Уже четыре месяца Жак и Северина жили в атмосфере все возраставшей страсти. Они как бы возродились к новой жизни и предавались радости со всей непосредственностью юных сердец, с удивительной наивностью первой любви, когда даже мимолетная ласка приводит в трепет. Они будто состязались в самоотверженной преданности. Жак больше не сомневался, что к нему наконец пришло исцеление от страшного наследственного недуга, — ведь он уже давно обладал Севериной, и ни разу мысль об убийстве не смутила его душу. Должно быть, обладание женщиной обуздало кровожадный инстинкт. А может, возникающая в мрачных глубинах сознания человека-зверя жажда убить равносильна жажде обладать? Слишком невежественный, он и не пытался рассуждать об этом, не решался приоткрыть врата в бездну ужаса. Порою, держа в объятиях Северину, он неожиданно вспоминал о том, что она совершила, — об убийстве, в котором она безмолвно созналась на скамье в Батиньольском сквере; и ни разу он не испытал желания узнать подробности.

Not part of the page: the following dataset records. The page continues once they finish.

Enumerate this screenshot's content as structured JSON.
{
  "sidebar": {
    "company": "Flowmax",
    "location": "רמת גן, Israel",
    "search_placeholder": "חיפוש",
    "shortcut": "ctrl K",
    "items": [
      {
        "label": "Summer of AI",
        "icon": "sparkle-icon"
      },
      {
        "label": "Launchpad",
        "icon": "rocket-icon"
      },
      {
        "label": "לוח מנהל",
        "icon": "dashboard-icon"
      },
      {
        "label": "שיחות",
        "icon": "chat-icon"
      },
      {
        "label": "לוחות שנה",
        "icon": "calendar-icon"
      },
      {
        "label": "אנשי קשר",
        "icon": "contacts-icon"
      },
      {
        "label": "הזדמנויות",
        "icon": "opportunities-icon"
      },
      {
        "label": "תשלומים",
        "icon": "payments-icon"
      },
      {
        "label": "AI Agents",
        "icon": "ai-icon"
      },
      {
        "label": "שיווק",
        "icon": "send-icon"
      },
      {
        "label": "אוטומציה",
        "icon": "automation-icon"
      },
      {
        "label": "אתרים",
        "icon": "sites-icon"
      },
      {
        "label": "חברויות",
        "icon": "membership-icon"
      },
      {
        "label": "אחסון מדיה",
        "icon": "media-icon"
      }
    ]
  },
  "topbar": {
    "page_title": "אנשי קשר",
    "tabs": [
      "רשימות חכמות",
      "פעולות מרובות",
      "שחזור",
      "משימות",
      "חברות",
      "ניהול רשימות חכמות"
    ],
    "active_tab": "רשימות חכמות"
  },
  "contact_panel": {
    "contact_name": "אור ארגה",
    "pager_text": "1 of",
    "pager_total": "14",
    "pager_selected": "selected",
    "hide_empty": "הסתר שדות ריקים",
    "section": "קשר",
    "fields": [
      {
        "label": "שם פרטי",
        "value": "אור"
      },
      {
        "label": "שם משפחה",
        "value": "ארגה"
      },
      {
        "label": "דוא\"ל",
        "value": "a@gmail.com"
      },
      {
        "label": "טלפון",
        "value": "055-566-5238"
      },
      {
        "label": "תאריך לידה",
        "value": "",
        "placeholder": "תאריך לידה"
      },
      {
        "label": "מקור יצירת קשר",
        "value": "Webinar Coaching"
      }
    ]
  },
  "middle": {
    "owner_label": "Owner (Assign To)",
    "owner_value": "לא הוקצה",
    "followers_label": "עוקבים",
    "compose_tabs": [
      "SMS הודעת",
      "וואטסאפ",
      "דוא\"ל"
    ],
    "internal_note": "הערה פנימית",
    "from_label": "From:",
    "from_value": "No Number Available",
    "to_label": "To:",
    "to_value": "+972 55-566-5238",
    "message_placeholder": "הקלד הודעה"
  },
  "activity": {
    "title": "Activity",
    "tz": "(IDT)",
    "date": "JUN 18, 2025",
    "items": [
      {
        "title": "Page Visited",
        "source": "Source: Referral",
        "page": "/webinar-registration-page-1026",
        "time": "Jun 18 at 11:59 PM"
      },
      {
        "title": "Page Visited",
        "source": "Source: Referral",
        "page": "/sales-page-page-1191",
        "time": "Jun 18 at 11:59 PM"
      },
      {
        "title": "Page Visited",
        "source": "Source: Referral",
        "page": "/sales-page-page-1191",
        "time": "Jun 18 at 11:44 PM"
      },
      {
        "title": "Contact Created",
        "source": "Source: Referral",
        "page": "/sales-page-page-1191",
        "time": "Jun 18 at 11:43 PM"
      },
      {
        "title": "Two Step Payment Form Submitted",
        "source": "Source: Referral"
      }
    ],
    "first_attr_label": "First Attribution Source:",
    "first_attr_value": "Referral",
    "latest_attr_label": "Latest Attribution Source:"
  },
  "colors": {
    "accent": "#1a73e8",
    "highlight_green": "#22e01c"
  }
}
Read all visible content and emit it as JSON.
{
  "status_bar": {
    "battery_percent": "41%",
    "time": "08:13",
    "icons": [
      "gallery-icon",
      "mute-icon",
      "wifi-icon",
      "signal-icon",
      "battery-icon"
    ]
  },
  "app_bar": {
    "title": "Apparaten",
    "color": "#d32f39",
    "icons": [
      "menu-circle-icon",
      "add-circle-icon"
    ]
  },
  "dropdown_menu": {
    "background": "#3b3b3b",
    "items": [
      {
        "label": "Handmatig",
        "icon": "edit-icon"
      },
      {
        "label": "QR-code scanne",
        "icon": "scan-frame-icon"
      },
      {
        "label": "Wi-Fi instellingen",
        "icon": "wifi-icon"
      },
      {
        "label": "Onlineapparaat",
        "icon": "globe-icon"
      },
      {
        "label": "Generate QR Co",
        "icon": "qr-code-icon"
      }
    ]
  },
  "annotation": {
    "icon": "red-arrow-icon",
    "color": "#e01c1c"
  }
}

Она же, напротив, как будто больше и больше терзалась потребностью обо всем рассказать ему. Когда Северина судорожно прижимала Жака к себе, он чувствовал, что ее буквально распирает трепетное желание доверить ему свою тайну, что она так страстно приникает к нему в надежде освободиться от того, что ее душит. По спине Северины пробегала дрожь, ее грудь сладострастно вздымалась, а с губ слетали глухие стоны. Она содрогалась от страсти, а он понимал, что еще мгновение — и она заговорит. И тогда он поспешно закрывал ей рот поцелуем, как бы накладывая печать молчания. Им владела тревога: не встанет ли эта тайна между ними? Кто может поручиться, что она не разрушит их счастье? Он предчувствовал опасность, и дрожь охватывала его при одной мысли, что ему придется вместе с нею ворошить кровавое прошлое. А она, по-видимому, угадывала его опасения: сильнее прижимаясь к нему, она делалась еще более ласковой, еще более послушной, как жрица любви, созданная единственно для того, чтобы любить и быть любимой. И такая безумная страсть овладевала ими, что, сплетаясь, они порою теряли сознание.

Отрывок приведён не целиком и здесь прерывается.